Hay un conocimiento sobre la realidad que solo se adquiere con la literatura
Aumentan las personas alfabetizadas, y aumenta la gente que no entiende lo que lee
Ahora bien, añado, todos estamos de acuerdo en que lo que llamamos realidad es algo muy defectuoso. No hay más que asomarse a la ventana o leer el periódico para advertir que la realidad es una porquería. Todos estamos de acuerdo en que conviene mejorarla, pero cómo mejorar algo cuya matriz está repleta de defectos. ¿No sería más sensato trabajar en la matriz que en la realidad que esa matriz genera? Pongamos un ejemplo más claro, les digo. Pensemos en la sala de proyección de un cine. A veces, la imagen sale distorsionada, pero a nadie se le ocurre pensar que el problema está en la pantalla, que no es más que una sábana, sino en el proyector. Hay que actuar, por tanto, sobre el proyector. En la realidad, sin embargo, nos pasamos la vida intentando arreglar la pantalla, cuando lo que está mal es nuestra cabeza. Si fuéramos capaces de amueblar bien nuestra cabeza, la realidad extramental mejoraría en seguida como efecto secundario. Hay que actuar, pues, sobre el Aparato Imaginario, pero cómo actuar sobre algo cuya existencia no está reconocida. Tendríamos que aceptar que existe para, en un paso posterior, mejorar su funcionamiento.
Como no hay ninguna esperanza de que eso vaya a suceder (al contrario, la enseñanza está cada vez más dirigida al conocimiento de lo meramente cuantificable), termino recomendando a los alumnos que lean novelas, pues ése es el modo más eficaz de fortalecer tal aparato.
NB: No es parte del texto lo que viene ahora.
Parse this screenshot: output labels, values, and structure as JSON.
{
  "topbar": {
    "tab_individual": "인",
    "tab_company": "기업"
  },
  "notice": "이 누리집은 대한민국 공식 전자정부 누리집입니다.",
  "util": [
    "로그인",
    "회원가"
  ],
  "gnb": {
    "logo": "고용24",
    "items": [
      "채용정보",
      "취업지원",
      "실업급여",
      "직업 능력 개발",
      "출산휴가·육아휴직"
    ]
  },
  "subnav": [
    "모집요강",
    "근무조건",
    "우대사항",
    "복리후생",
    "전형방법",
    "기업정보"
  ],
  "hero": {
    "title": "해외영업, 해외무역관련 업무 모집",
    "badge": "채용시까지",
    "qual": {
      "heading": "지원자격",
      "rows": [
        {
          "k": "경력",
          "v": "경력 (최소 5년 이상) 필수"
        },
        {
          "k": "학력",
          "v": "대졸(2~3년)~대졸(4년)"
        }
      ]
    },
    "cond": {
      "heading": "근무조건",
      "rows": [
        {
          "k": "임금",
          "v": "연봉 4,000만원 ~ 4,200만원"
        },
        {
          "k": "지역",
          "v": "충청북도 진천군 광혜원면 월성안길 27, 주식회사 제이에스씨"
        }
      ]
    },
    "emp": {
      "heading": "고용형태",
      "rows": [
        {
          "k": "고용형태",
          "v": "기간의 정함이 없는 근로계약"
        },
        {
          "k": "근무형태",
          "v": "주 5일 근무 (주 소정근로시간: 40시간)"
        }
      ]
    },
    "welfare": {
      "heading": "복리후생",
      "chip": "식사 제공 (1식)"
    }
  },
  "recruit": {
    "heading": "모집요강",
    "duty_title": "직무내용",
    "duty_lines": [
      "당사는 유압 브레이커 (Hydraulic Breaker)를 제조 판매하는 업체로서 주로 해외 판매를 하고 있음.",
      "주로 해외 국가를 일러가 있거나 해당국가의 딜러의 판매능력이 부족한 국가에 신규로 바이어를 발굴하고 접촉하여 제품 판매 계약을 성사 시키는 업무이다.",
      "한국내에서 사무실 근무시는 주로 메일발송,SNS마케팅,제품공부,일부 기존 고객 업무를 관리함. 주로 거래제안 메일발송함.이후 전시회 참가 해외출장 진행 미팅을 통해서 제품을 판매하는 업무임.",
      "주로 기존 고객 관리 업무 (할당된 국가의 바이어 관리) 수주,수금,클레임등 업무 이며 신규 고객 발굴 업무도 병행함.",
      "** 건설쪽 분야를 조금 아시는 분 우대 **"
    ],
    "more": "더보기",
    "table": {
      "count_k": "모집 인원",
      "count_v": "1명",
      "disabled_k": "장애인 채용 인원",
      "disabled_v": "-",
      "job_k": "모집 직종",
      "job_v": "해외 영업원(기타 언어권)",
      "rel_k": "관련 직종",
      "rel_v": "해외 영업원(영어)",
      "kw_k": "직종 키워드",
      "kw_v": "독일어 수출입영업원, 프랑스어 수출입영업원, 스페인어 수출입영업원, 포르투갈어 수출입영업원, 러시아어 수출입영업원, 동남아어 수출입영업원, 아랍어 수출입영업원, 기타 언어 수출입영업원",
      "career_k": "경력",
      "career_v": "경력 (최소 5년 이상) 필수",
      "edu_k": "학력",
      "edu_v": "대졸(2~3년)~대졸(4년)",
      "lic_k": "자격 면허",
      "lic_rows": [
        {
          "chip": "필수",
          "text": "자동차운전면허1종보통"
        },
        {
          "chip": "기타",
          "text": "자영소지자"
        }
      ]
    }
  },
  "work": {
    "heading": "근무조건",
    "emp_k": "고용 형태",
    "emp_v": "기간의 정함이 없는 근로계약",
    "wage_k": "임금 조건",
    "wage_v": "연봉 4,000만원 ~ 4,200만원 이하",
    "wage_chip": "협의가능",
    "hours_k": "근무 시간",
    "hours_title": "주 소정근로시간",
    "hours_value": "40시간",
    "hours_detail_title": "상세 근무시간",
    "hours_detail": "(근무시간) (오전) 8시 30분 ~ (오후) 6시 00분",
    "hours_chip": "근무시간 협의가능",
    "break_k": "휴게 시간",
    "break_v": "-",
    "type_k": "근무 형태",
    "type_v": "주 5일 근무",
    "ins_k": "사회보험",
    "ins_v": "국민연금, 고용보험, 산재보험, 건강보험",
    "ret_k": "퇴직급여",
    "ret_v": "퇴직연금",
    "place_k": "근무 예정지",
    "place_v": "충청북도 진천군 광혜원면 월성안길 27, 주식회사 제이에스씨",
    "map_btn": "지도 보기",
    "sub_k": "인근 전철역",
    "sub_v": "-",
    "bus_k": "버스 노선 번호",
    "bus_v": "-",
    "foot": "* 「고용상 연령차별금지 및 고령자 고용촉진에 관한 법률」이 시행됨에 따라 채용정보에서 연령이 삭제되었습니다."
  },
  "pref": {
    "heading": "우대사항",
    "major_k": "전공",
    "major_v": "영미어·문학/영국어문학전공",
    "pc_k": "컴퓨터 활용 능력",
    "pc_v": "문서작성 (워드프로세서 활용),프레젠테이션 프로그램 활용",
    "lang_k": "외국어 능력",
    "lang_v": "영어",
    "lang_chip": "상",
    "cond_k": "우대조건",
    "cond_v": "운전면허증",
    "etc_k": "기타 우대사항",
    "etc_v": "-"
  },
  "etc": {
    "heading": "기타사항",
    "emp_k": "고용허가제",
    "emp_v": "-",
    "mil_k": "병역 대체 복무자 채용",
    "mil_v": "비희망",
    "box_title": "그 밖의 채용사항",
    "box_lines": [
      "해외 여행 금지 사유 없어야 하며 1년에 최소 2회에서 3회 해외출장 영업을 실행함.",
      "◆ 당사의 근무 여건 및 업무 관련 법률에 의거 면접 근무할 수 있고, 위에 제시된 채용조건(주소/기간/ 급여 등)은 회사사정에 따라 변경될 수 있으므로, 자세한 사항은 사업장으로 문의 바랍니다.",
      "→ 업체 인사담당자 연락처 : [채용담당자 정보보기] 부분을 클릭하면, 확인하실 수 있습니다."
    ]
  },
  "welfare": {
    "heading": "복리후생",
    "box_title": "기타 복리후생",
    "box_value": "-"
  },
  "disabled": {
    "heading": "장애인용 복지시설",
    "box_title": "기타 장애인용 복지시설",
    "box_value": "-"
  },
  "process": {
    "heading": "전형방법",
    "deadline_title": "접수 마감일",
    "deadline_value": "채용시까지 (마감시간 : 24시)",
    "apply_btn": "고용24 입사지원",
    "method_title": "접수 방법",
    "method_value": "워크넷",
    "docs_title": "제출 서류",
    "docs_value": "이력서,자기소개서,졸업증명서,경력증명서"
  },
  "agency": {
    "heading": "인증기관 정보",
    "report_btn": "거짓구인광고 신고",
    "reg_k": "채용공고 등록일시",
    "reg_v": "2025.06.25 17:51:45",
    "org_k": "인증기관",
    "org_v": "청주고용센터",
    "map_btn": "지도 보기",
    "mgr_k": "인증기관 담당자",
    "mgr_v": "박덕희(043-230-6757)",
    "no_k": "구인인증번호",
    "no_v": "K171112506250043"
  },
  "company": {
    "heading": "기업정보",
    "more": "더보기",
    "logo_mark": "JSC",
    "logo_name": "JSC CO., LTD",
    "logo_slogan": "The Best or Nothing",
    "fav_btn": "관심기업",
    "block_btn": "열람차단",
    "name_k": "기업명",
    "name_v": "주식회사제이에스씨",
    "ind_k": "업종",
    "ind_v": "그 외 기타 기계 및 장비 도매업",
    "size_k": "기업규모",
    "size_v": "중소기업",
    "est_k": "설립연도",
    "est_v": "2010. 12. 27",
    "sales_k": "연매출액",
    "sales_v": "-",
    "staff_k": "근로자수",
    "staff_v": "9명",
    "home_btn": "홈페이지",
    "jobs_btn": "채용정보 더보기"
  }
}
Cuando uno lee una buena novela, les aseguro, es más sabio que antes de haberla leído, aunque no sea capaz de explicar por qué. El problema es que vivimos en un mundo donde aquello que no se puede cuantificar no existe. Todas las campañas de promoción de la lectura caen sin excepción en la trampa de asociar la lectura a la adquisición de conocimientos prácticos. Si lees, te dicen, sabrás dónde se encuentra el Polo Norte. Y no es eso, no es eso. Si yo aprendiera hoy a dividir, podría irme a la cama asegurando que sé una cosa más. Pero si leo Madame Bovary habré aprendido también infinidad de cosas que no sabía antes, aunque desgraciadamente no se puedan enumerar ni cuantificar. Es más, hay un tipo de conocimiento sobre la realidad que solo se puede adquirir a través de la literatura. Si ustedes me lo permiten, les diré que todas las campañas que he conocido a favor de la lectura desde que tengo uso de razón no tenían otro objeto que ser la apariencia de una campaña a favor de la lectura. Me recuerdan las que se hacen a favor del transporte público, cuyo objetivo no es otro que el de aparentar una preocupación por el tráfico que ningún representante municipal tiene.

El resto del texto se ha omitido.